Der Angeklagte im Schwurgerichtssaal mit seiner Dolmetscherin und seinem Verteidiger Bernhard Mussgnug im September 2020. (Archiv) Foto: Fritsche

Verurteilter will Revisionsantrag stellen. Bundesgerichtshof prüft Anwendung von Recht.

Zu sechs Jahren und zwei Monaten Haft hatte die Schwurgerichtskammer des Rottweiler Landgerichts im "Steige-Prozess" den 50-jährigen Angeklagten im November 2020 verurteilt, und zwar wegen versuchten Mordes, fahrlässiger Körperverletzung und unerlaubten Entfernens vom Unfallort.

Schramberg/Rottweil - Sein Verteidiger Bernhard Mussgnug, Fachanwalt für Strafrecht mit Büros in Tuttlingen, Meßkirch und Salem, hat jetzt auf Anfrage bestätigt, dass er für seinen Mandanten einen Revisionsantrag stellen wird. Die Revisionsbegründungsfrist läuft am 28. Januar ab. Weil das Landgericht Rottweil in erster Instanz verhandelt hatte, ist der Bundesgerichtshof und nicht das Oberlandesgericht für den Revisionsantrag zuständig.

Bundesgerichtshof prüft, ob Recht zutreffend angewandt wurde

"Das Urteil ist sehr eingehend und gut begründet worden. Da das Urteil in der Revision nur auf Rechtsfehler überprüft wird, wird sich der Bundesgerichtshof auch nur mit solchen möglichen Fehlern befassen. Tatfragen werden vom Bundesgerichtshof grundsätzlich nicht mehr aufgegriffen, sondern der vom Landgericht festgestellte Sachverhalt zu Grunde gelegt. Der Bundesgerichtshof hat zu prüfen, ob auf diesen Sachverhalt das Recht zutreffend angewandt wurde", erklärte Mussgnug am Montag unserer Zeitung.

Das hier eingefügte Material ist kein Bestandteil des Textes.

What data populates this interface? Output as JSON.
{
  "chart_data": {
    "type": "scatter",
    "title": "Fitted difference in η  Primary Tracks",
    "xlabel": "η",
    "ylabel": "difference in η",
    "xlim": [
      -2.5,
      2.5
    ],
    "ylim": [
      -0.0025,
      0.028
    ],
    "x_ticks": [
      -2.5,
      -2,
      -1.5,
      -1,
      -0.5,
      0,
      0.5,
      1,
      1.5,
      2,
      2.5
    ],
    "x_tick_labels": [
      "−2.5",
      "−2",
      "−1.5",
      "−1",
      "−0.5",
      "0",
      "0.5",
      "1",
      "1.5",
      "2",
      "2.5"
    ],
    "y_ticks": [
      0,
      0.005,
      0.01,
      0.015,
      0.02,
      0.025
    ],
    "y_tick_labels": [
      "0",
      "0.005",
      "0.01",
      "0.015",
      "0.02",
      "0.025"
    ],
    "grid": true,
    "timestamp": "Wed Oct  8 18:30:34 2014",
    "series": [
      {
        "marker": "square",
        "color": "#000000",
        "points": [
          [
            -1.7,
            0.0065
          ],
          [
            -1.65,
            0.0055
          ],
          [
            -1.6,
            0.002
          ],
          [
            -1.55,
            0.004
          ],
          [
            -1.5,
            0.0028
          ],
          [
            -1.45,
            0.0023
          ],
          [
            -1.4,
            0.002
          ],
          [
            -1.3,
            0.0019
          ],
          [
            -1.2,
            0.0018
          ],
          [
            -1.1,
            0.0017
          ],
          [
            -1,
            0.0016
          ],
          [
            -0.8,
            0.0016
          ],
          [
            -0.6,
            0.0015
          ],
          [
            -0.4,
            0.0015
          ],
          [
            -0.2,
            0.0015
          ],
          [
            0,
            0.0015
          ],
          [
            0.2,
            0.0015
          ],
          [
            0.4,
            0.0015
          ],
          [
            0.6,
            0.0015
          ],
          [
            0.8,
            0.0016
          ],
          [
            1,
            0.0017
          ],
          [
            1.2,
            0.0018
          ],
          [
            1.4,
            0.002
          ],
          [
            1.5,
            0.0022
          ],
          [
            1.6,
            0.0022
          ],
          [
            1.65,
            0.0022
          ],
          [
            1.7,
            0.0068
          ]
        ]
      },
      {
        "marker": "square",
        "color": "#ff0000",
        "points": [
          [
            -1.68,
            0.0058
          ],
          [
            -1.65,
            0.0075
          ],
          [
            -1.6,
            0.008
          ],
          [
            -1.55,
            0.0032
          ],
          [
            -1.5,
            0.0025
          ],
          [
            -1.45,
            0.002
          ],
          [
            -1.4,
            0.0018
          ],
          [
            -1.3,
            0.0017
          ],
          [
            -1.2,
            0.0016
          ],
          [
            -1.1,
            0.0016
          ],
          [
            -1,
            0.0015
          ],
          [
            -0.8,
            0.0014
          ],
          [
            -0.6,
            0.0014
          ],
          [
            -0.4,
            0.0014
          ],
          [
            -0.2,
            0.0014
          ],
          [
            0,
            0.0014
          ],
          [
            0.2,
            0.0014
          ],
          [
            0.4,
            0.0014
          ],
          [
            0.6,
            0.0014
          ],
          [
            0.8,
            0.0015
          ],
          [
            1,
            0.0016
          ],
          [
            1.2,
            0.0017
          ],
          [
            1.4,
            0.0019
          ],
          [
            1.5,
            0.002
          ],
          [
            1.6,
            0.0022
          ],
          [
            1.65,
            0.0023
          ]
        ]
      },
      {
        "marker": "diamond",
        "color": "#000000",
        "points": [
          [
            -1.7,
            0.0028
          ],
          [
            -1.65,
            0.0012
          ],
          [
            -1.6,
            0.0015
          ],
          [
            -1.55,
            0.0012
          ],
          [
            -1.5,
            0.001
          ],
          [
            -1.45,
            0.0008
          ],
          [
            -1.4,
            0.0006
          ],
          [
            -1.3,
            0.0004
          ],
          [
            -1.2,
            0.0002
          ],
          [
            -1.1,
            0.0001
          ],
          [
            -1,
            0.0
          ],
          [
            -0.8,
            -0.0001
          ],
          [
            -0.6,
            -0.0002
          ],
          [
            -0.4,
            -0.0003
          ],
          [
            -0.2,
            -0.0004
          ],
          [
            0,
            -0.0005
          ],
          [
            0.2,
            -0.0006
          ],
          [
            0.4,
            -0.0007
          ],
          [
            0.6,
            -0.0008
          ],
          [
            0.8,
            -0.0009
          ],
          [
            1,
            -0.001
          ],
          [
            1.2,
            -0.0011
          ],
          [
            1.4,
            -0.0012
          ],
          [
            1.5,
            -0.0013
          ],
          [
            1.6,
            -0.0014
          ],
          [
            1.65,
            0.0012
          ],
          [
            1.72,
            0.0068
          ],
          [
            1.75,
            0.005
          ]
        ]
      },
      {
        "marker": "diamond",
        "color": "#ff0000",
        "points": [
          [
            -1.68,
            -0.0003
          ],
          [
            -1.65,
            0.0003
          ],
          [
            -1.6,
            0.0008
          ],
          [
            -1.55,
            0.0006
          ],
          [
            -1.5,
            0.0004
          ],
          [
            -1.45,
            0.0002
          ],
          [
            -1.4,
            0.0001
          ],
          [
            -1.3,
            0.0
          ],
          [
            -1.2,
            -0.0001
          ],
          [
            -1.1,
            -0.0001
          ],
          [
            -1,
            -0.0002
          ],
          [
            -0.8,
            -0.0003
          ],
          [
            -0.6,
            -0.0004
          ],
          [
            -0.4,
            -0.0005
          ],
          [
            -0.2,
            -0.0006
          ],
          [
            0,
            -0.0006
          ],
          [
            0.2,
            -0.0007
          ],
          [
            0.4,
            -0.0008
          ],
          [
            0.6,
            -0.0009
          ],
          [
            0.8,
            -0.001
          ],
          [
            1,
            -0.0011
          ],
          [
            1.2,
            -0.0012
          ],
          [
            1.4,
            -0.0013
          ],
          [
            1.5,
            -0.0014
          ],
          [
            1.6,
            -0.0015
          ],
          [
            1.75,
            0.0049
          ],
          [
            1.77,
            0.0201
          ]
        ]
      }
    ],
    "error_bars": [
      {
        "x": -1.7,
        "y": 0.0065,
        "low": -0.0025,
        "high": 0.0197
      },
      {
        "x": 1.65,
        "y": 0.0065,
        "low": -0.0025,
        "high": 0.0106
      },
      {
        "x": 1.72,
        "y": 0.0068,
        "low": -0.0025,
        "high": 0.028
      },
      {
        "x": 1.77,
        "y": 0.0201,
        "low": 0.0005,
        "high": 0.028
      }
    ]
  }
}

Die Urteile der Schwurgerichtskammer des Landgerichts Rottweil seien "üblicherweise von sehr hoher Qualität", stellte Mussgnug weier fest. Urteile jedenfalls hätten in den letzten zehn Jahren fast ausnahmslos Bestand vor dem Bundesgerichtshof gehabt. "Nach Überprüfung des Urteils und unter Berücksichtigung der Statistik halte ich die Erfolgsaussichten der Revision für sehr gering. Dennoch werden wir natürlich die Revision durchführen", erklärte Mussgnug weiter.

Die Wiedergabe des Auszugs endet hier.